Bluff Body Surface Heating on a Reentry Mission, CFD Simulation, ANSYS Fluent

Description

Introductions

In this project, we are going to simulate a bluff body reentry problem. The vehicle’s Mach number at a reentry mission is so high, and the flow goes to a regime, namely “Hypersonic.” In this situation, the shock layer gets close to the wall, so the boundary layer and shock will interact with each other, and the wall temperature will rise dramatically. To solve this issue, engineers design the shape of reentry vehicles, such as a bluff body.

We will simulate the bluff body with two velocities, Mach 2 and Mach 3, and at altitudes of 30 km and 60 km. So, we will study the influence of altitude and velocity on the temperature that the body reaches.

As the below figure shows, till 80 Km, we can model the air as a continuous fluid. So, we can solve Navier Stokes’ equation with computational fluid dynamics using Ansys Fluent.

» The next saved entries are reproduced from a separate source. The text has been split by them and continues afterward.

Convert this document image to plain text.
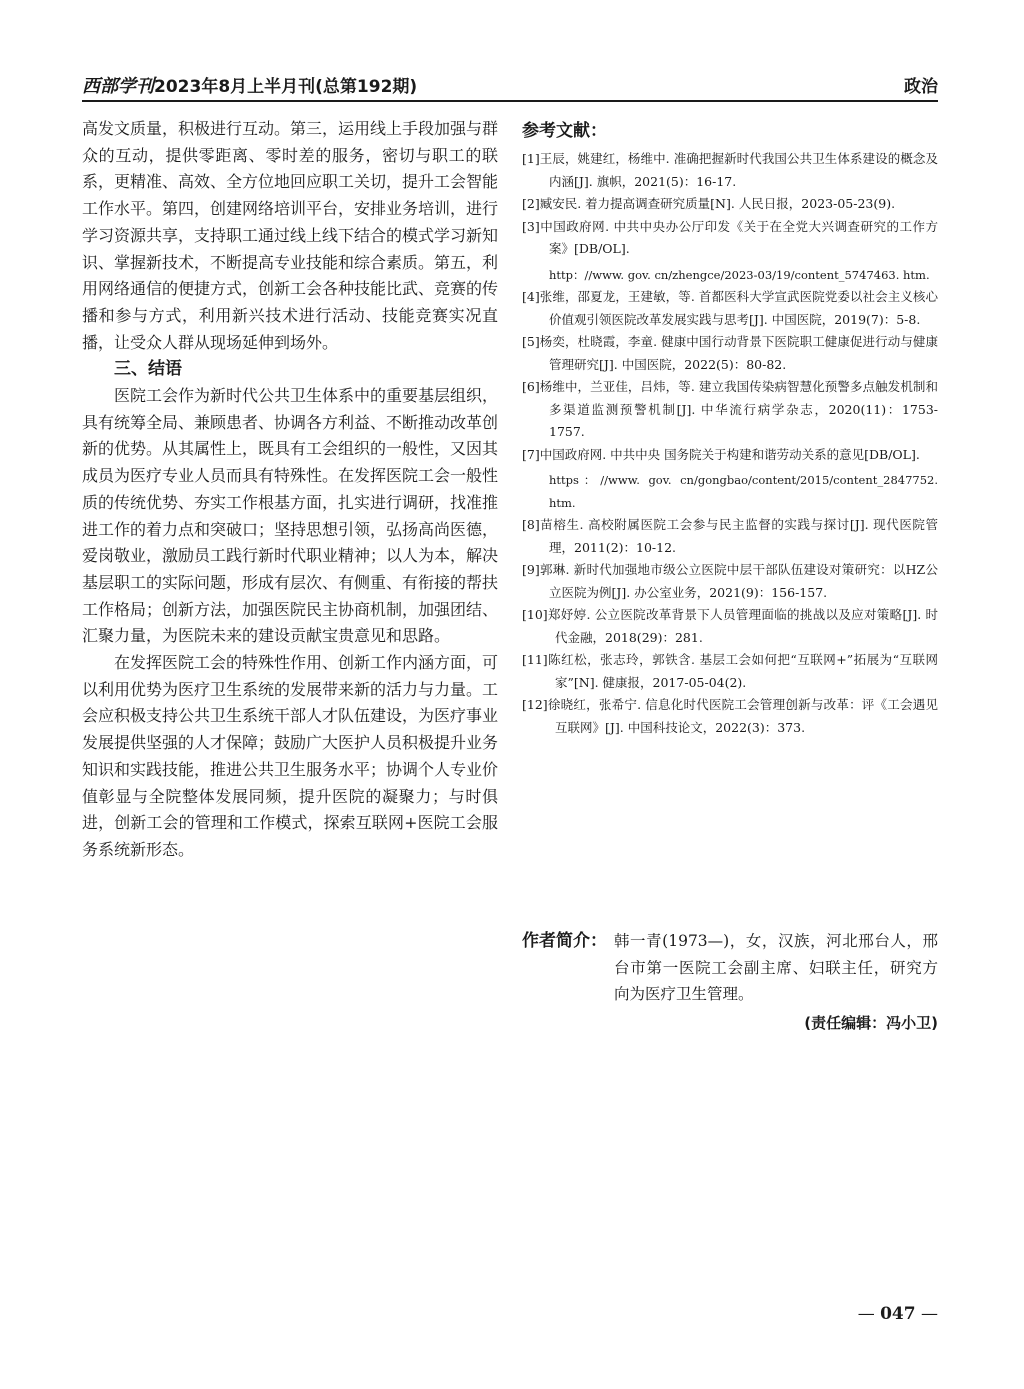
西部学刊2023年8月上半月刊(总第192期)	政治

高发文质量，积极进行互动。第三，运用线上手段加强与群众的互动，提供零距离、零时差的服务，密切与职工的联系，更精准、高效、全方位地回应职工关切，提升工会智能工作水平。第四，创建网络培训平台，安排业务培训，进行学习资源共享，支持职工通过线上线下结合的模式学习新知识、掌握新技术，不断提高专业技能和综合素质。第五，利用网络通信的便捷方式，创新工会各种技能比武、竞赛的传播和参与方式，利用新兴技术进行活动、技能竞赛实况直播，让受众人群从现场延伸到场外。

三、结语

医院工会作为新时代公共卫生体系中的重要基层组织，具有统筹全局、兼顾患者、协调各方利益、不断推动改革创新的优势。从其属性上，既具有工会组织的一般性，又因其成员为医疗专业人员而具有特殊性。在发挥医院工会一般性质的传统优势、夯实工作根基方面，扎实进行调研，找准推进工作的着力点和突破口；坚持思想引领，弘扬高尚医德，爱岗敬业，激励员工践行新时代职业精神；以人为本，解决基层职工的实际问题，形成有层次、有侧重、有衔接的帮扶工作格局；创新方法，加强医院民主协商机制，加强团结、汇聚力量，为医院未来的建设贡献宝贵意见和思路。

在发挥医院工会的特殊性作用、创新工作内涵方面，可以利用优势为医疗卫生系统的发展带来新的活力与力量。工会应积极支持公共卫生系统干部人才队伍建设，为医疗事业发展提供坚强的人才保障；鼓励广大医护人员积极提升业务知识和实践技能，推进公共卫生服务水平；协调个人专业价值彰显与全院整体发展同频，提升医院的凝聚力；与时俱进，创新工会的管理和工作模式，探索互联网+医院工会服务系统新形态。

参考文献：
[1]王辰，姚建红，杨维中. 准确把握新时代我国公共卫生体系建设的概念及内涵[J]. 旗帜，2021(5)：16-17.
[2]臧安民. 着力提高调查研究质量[N]. 人民日报，2023-05-23(9).
[3]中国政府网. 中共中央办公厅印发《关于在全党大兴调查研究的工作方案》[DB/OL].
http：//www. gov. cn/zhengce/2023-03/19/content_5747463. htm.
[4]张维，邵夏龙，王建敏，等. 首都医科大学宣武医院党委以社会主义核心价值观引领医院改革发展实践与思考[J]. 中国医院，2019(7)：5-8.
[5]杨奕，杜晓霞，李童. 健康中国行动背景下医院职工健康促进行动与健康管理研究[J]. 中国医院，2022(5)：80-82.
[6]杨维中，兰亚佳，吕炜，等. 建立我国传染病智慧化预警多点触发机制和多渠道监测预警机制[J]. 中华流行病学杂志，2020(11)：1753-1757.
[7]中国政府网. 中共中央 国务院关于构建和谐劳动关系的意见[DB/OL].
https：//www. gov. cn/gongbao/content/2015/content_2847752. htm.
[8]苗榕生. 高校附属医院工会参与民主监督的实践与探讨[J]. 现代医院管理，2011(2)：10-12.
[9]郭琳. 新时代加强地市级公立医院中层干部队伍建设对策研究：以HZ公立医院为例[J]. 办公室业务，2021(9)：156-157.
[10]郑妤婷. 公立医院改革背景下人员管理面临的挑战以及应对策略[J]. 时代金融，2018(29)：281.
[11]陈红松，张志玲，郭铁含. 基层工会如何把“互联网+”拓展为“互联网家”[N]. 健康报，2017-05-04(2).
[12]徐晓红，张希宁. 信息化时代医院工会管理创新与改革：评《工会遇见互联网》[J]. 中国科技论文，2022(3)：373.
作者简介： 韩一青(1973—)，女，汉族，河北邢台人，邢台市第一医院工会副主席、妇联主任，研究方向为医疗卫生管理。
(责任编辑：冯小卫)
— 047 —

Geometry was designed in Design Modeler, and a structural mesh with 672,515 elements was created in Ansys Meshing.

Methodology (Reentry)

The flow over the bluff body is modeled as a steady state and axisymmetric. Density in the material tab specifies as an ideal gas, and Sutherland is chosen to compute the viscosity of air. K-w SST was chosen for turbulence modeling, and the energy equation was enabled.

Conclusion (Reentry)

As a result, the Mach and temperature contours are reported around the bluff body. In all cases, a bow shock is present in front of the body, and expansion fans can seen behind the corners.

In the table below, the results for the distance of bow shock from the body and the temperature of it are presented. With increasing velocity, shock gets closer to the body, and, of course, the temperature increases. With increasing altitude, the distance of shock increases, and temperature decreases as a consequence of decreased ambient pressure.